I didn’t like the way Kendrick was rubbing all up on her in that one video. But I understand. I like her eyes and that little beauty mark. She looks like she was the prettiest girl in your third grade homeroom. Does that make sense?


SUSAN SARANDON

Do I even have to explain this one? She’s just hot. She’s one of those actors who has never played a non-hot character because the casting simply wouldn’t make sense. There’s not one but two scenes in the 1981 Louis Malle film Atlantic City where Sarandon’s character bathes herself topless in lemon juice in front of an open window. Why? Because!

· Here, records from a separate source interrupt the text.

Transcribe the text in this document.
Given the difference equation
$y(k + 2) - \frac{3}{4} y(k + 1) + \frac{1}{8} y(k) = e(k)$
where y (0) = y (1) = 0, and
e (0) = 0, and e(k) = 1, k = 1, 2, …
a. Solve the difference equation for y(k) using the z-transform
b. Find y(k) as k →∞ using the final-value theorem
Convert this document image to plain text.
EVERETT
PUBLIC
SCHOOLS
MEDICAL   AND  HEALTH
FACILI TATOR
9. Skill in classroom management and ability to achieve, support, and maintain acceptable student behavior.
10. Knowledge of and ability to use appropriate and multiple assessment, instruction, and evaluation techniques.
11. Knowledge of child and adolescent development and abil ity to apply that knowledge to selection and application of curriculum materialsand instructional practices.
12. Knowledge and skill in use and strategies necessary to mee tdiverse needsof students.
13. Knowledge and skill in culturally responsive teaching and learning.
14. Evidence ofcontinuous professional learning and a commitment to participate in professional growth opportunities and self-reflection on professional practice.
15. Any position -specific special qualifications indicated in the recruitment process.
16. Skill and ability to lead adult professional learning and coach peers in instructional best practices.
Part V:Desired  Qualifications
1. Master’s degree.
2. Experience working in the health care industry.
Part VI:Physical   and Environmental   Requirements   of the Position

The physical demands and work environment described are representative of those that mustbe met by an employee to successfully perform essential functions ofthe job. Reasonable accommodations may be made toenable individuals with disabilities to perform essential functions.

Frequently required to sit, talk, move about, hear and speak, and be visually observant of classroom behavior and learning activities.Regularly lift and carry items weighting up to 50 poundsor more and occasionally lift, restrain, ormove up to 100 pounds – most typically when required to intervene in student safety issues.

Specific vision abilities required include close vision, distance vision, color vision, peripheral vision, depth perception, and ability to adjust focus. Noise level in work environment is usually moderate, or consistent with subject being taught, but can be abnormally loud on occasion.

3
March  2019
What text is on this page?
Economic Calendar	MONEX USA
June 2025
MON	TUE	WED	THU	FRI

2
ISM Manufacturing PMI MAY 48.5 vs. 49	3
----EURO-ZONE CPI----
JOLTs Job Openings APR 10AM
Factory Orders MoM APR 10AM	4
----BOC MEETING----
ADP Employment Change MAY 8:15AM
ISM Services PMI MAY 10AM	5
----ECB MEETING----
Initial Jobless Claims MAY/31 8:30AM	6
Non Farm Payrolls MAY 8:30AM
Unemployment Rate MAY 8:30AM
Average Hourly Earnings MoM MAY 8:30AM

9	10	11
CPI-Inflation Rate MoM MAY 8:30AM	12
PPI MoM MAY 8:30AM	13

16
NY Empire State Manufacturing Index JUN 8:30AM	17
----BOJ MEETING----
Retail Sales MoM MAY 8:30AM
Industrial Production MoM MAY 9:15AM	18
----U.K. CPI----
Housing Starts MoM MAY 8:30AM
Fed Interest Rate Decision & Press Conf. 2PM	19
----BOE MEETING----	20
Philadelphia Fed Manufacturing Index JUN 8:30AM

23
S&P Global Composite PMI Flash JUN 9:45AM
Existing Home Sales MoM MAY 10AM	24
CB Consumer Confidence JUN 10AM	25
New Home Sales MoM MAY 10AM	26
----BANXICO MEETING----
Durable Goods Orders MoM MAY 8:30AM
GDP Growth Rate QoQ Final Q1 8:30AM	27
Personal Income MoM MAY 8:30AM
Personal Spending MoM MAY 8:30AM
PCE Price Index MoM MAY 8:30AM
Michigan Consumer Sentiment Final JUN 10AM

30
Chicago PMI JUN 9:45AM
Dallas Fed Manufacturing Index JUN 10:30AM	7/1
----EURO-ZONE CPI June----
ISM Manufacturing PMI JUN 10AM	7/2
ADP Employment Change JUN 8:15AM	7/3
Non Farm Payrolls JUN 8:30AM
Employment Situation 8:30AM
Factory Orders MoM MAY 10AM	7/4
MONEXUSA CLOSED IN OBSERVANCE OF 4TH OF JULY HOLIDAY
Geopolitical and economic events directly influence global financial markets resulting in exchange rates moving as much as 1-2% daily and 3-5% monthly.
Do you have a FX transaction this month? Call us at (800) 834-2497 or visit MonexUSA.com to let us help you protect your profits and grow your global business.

She’s also, apparently, one of the few white Hollywood stars of her generation with a spine. She deserves the world.


VELVET ROPE JANET JACKSON

Janet Jackson has been so hot for so long that it feels perverse to single out a single period like this. But I think I’m particularly taken by her Velvet Rope era because it was where her eclectic, younger sibling freak flag began to fly most proudly and boldly. Those sexy ass corset suits, the freaky, asymmetrical auburn hair, making thinly veiled songs about her bisexuality, wearing a nipple ring on the outside of her clothes? What am I supposed to do? Say no??


CHAKA KHAN

With all due respect to Betty Davis, Chaka Khan is probably the first truly famous alt Black girl. She had weird, potentially problematic personal style: during early performances with her band, Khan would often appear in Native American feathers and chaps. She wasn’t just a pretty face: Khan is a skilled drummer and bassist. She was known to keep a couple of freaky white boys around: Have you seen a picture of Rufus? For all this and the fact that she has one of the most beautiful voices of all time, Chaka will forever be my crush.


1975 ARETHA FRANKLIN

I’m thinking specifically of Aretha on the cover of her woefully overlooked 1975 album You. She’s reclining invitingly on the lawn of what we can only assume is her Bel Air manse. She’s wearing a naughty, yellow skirt set and sunglasses that can most accurately be described as “the ones James Brown is wearing during that CNN interview where he’s high on cocaine.” She has a cheeky little auburn bob. In short, reader, she looks bad as hell. When I first saw this cover, I thought, “I’m sorry, Queen of Soul. I was unfamiliar with your game!”